Sometimes a white baby is born to a “normal” family. The entire skin, hair and even the eyes lack pigment. This condition is called albinism and the person is referred to as an albino. It occurs because the melanocytes are unable to produce melanin, the colouring pigment. This is also an inherited condition but since the gene is recessive it does not express itself and manifest itself as a “white baby” unless it is inherited from both parents. A person who carries the gene may look normal and not be aware of it. If he or she incidentally marries another carrier, the child can be albino.

The pigment producing melanocytes may be absent from birth in certain areas. This hereditary condition is called piebaldism. It can occur anywhere, and can result in just a white forelock — like in the case of Indira Gandhi.

Owing to the similarity in symptoms, vitiligo is sometimes confused with piebaldism, albinsim or even leprosy. White scars may give rise to a similar appearance. A diagnosis can be reached by a skin biopsy.

It is better to avoid sunlight when vitiligo first appears. As the skin tans, the areas without melanin become obvious. Use an umbrella or apply SF (sunfilter) 30 sunscreen on the exposed areas.

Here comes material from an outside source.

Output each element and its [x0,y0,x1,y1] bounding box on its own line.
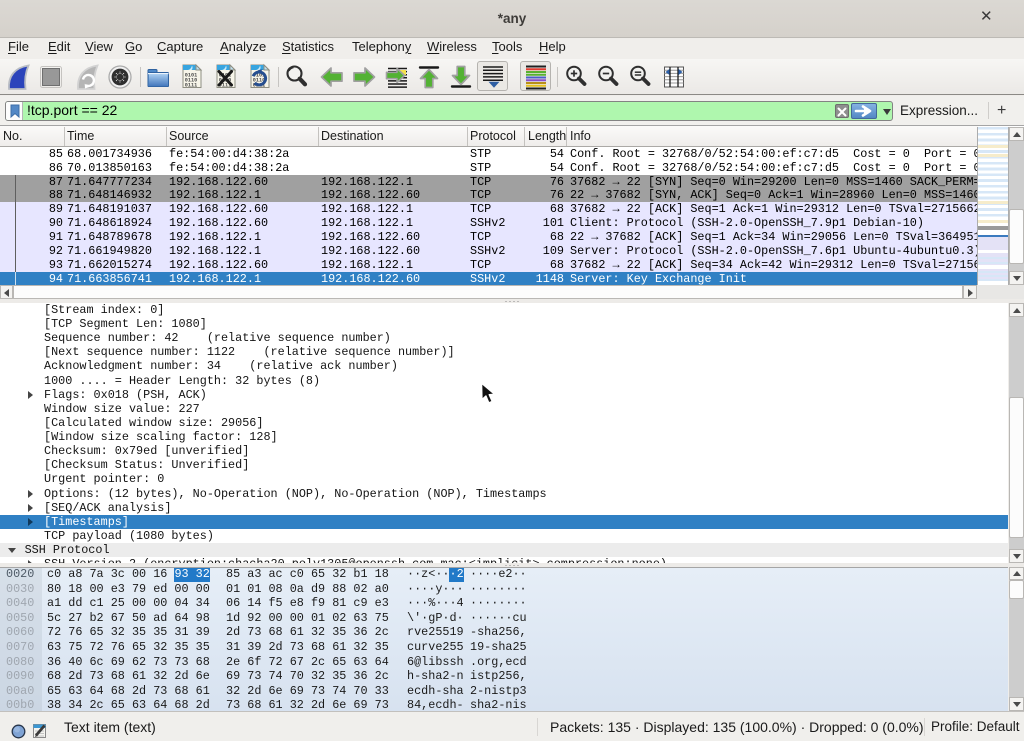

Small patches can be camouflaged with cosmetics. They can also be treated under supervision by applying steroid creams. Constant use of these creams, however, can damage the skin texture.

Physicians in India and Egypt documented vitiligo as early as 1,500 BC. They treated it by applying and administering extracts of the fruit, seeds and leaves of two plants — Psoralea coryifolia Linnaues and Ammi majus Linnaeus. Even today, isolates of these plants are successfully used topically and orally. Synthetic compounds are also available. They act by increasing sensitivity to light and augmenting pigmentation in the affected areas (photochemotherapy). Treatment usually involves exposure to a measured amount of natural sunlight (PUVASOL) or artificial UV radiation (PUVA) to induce re-pigmentation. Phototherapy (without light-sensitising chemicals) can also be used. Sunburn is a common complication.

Surgical treatment can be tried by using skin grafts from pigmented areas. The success rate varies between 65 and 90 per cent. If the de-pigmented areas are extensive, some patients bleach the remaining dark portions of the skin to achieve a universal white colour.